A study on childhood, the Internet and the media (KIM study) found that 97 percent of children aged 6 to 12 have access to the Internet at home.
Children, Internet and effective protection / Image: Rawpixel.com/Shutterstock
This involves having fun, promoting communication via chats and messengers, learning media-technical skills as well as acquiring different learning contents. However, the dangers of using the Internet cannot be dismissed.
Violent films, pornography and cyberbullying are just a few of the things that make it necessary to teach children how to use the Internet appropriately.
Measures and rules for the safe use of the Internet
A useful media literacy of the child presupposes a reasonable media education of the parents. This includes various measures and rules to enable children to use the Internet safely.
Surfing together with the children
Especially children who are not yet able to read and write cannot correctly classify the contents of the Internet and cannot correctly assess the possible consequences of their behaviour on the Internet. In this case in particular, parents should actively accompany their children’s surfing. Therefore, it is worthwhile to surf for yourself in order to be able to present interesting and worth knowing websites to the child. Show them which websites they are allowed to visit and which of them are unsuitable for which reasons. Select them according to your interests and age. Use a whitelist to filter unwanted websites: You determine which pages should be accessible, all others remain blocked. When your child is older, has mastered cultural techniques and has become safe in using the Internet, you can let him or her surf independently for a fixed period of time. However, you should stay within reach in order to be able to provide help if you have any questions.
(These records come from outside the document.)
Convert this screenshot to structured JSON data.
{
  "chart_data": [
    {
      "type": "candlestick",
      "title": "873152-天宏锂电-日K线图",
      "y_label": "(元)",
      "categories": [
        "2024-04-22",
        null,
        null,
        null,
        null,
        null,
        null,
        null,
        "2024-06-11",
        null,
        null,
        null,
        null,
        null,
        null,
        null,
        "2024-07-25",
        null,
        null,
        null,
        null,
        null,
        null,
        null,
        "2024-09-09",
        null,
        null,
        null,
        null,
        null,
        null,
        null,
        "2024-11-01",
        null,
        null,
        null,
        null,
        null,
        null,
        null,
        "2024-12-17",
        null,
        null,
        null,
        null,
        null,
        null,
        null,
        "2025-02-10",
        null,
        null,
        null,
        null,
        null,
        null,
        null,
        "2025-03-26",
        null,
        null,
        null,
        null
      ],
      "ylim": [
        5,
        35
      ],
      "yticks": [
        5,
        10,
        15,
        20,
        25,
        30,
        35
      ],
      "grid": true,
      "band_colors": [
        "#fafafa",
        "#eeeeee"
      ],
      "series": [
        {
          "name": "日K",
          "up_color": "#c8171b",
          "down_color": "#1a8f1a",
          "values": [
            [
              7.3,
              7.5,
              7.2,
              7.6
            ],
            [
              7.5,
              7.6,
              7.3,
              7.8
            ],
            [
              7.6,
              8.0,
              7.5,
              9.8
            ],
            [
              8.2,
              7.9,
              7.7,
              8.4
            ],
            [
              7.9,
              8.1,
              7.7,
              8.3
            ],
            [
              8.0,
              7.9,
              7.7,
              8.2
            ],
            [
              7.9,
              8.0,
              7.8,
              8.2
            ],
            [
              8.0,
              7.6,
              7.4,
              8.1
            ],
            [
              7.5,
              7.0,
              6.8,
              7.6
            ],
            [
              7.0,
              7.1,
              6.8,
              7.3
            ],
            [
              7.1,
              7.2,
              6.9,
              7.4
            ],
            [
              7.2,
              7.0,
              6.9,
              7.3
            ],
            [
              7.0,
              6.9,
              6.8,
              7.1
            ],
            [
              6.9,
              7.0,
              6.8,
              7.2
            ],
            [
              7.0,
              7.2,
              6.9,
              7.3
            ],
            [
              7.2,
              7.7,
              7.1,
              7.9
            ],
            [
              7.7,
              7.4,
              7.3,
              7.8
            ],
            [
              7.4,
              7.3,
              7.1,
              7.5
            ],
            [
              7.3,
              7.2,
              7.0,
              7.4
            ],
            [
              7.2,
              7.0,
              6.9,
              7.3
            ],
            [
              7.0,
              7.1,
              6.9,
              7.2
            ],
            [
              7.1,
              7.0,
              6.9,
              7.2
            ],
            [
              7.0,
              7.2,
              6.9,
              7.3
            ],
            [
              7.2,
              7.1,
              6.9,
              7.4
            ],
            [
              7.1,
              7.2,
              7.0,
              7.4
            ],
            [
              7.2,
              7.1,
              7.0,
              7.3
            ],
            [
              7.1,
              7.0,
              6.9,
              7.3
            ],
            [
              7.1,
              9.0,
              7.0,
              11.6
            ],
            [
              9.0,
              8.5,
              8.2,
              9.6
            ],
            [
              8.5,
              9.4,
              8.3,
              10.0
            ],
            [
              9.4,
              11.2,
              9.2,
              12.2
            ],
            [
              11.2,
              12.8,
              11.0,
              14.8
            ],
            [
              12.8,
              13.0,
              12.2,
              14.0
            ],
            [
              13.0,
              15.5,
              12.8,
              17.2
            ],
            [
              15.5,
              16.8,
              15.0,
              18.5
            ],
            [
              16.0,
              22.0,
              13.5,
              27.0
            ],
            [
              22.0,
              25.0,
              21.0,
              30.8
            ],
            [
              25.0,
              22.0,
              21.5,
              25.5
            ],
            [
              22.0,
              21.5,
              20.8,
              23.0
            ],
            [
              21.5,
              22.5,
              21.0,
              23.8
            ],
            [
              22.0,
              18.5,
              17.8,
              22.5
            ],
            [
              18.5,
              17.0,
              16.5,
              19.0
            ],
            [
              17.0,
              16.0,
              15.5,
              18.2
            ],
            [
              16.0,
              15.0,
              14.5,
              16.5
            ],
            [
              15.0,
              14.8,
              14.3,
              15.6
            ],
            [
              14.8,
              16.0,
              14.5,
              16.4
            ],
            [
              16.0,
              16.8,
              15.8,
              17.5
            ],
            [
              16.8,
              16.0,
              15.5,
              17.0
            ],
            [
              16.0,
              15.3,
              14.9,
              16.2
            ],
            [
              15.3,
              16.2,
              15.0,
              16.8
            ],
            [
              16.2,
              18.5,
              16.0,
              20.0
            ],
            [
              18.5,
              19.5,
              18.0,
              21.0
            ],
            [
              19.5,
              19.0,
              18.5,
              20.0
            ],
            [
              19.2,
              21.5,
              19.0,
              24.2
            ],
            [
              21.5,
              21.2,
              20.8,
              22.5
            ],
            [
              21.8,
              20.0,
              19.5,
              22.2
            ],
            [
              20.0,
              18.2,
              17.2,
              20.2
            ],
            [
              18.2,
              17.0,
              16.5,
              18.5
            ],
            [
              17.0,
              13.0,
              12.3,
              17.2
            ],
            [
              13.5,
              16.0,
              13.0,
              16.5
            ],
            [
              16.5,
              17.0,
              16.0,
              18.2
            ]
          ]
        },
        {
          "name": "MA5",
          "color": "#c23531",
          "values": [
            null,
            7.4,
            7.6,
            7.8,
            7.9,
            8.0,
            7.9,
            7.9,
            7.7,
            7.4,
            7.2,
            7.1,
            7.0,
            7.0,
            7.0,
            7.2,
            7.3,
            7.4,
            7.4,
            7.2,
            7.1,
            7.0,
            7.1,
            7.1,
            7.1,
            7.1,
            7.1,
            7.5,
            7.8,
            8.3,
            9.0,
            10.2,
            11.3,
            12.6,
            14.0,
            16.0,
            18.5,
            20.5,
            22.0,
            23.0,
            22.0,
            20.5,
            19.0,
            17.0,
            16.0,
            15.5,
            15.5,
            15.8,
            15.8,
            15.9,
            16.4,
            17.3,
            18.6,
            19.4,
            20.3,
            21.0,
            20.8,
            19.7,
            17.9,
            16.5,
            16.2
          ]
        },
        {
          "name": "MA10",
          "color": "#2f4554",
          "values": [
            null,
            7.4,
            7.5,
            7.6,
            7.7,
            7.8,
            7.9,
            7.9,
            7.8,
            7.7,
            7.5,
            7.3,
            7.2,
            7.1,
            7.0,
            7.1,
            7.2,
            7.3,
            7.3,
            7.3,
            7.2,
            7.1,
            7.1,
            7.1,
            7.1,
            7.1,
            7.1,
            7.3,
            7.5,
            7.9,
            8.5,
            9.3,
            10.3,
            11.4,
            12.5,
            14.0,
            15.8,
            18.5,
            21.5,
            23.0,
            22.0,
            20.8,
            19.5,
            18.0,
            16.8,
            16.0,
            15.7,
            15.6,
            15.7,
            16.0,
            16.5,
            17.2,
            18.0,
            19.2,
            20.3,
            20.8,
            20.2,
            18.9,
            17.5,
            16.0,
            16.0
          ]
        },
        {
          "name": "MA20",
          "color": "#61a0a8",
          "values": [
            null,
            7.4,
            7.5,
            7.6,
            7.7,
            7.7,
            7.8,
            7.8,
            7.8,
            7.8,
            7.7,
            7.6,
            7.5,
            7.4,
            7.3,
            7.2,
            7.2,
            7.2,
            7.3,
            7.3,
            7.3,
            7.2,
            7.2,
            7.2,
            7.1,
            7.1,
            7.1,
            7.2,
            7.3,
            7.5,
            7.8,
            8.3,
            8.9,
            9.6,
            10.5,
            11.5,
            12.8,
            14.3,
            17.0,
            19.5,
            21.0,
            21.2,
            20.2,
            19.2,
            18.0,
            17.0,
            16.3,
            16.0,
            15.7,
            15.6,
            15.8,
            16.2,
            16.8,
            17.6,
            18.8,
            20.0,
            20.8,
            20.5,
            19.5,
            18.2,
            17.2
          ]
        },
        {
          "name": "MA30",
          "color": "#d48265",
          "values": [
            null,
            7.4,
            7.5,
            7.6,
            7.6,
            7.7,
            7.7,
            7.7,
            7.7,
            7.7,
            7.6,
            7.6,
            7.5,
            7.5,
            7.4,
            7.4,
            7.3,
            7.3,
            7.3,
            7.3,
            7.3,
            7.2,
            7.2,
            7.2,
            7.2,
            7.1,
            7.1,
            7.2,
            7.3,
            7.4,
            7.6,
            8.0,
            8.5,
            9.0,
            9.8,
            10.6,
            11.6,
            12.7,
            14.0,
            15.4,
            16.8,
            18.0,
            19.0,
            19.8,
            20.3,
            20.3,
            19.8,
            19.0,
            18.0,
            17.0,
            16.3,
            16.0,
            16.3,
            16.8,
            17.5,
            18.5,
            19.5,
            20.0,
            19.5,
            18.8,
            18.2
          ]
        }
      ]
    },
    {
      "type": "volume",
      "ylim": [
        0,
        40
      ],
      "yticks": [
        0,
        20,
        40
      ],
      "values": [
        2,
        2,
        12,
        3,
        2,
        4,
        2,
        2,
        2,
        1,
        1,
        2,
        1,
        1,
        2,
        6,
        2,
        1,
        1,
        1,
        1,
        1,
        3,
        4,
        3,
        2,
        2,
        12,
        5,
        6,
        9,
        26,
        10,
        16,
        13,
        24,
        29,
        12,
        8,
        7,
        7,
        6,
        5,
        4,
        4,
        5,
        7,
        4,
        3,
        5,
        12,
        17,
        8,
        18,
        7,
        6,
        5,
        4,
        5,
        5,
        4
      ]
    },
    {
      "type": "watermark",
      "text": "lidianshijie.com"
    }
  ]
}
Tip: Children can make a so-called surfing certificate on the Internet, which gives them all the important information and interesting facts about the Internet.
Set time limits
You should set time limits together with your child. This includes not only surfing the Internet, but also playing computer games and using other media such as television. Experts recommend the following age-related times:
|AgeTimelimit4 to 6 yearsMaximum 30 minutes per day6 to 9 yearsMaximum 60 minutes per day9 to 12 yearsMaximum 90 minutes per dayWhen dealing responsibly with time limits from 10 years of ageLet the child divide his media time over the week by himself. Make sure, however, that the child does not exceed a total of ten hours.|
Installing Parental Controls Software
Special software includes a parental control that allows you to set general time limits, limits for individual programs, and filters (depending on age or category). A blacklist is available for older children and adolescents: This allows you to define problematic pages that you can specifically block using special programs. It can also be used to filter websites that contain key terms that indicate age-inappropriate content.
Set up an email account for the child
In order to set up an e-mail account, you should choose providers of special children’s pages, because e-mail access, mailbox and handling are particularly clear and child-friendly. Experts recommend setting up two separate e-mail accounts:
- An e-mail address is used by your child to keep in touch with friends and acquaintances. Encourage him or her to give this address only to friends and acquaintances.
- A second address is used to register in chats and communities (on children’s sites!).
Important: Check the news regularly with your child. In this context, be sure to explain the danger of spam emails from unknown senders and the associated phishing risk. Find out more about the possibilities of Internet insurance, which provides you and your family members with legal protection against online crime, fraud and other activities on the Internet.
Protect personal data
Tell your child not to share personal information such as address, postal or e-mail address, photos, or phone numbers with anyone on the Internet. Neither from yourself nor from family or friends.
No storage of passwords or other data
Surfing together with children / Image: Monkey Business Images/Shutterstock
Agree with your child to discuss downloading files with you. Also make sure they don’t store passwords or even have access to your credit card number, especially if they’re surfing the family PC you use. Websites are increasingly storing credit card data automatically. To be on the safe side, activate this process after each purchase, usually under the “Settings” and “Payment” sections. In this way, you prevent unwanted purchases or other contracts from being concluded by your ignorant child. For example, you can set up a separate account for your child on the computer on which the installation of programs is only conditionally possible. Certain programs selected by parents can be saved on the start page of the browser. Thus you already make a pre-selection, which makes the World Wide Web for your child and its entrance into the media world clear and safe.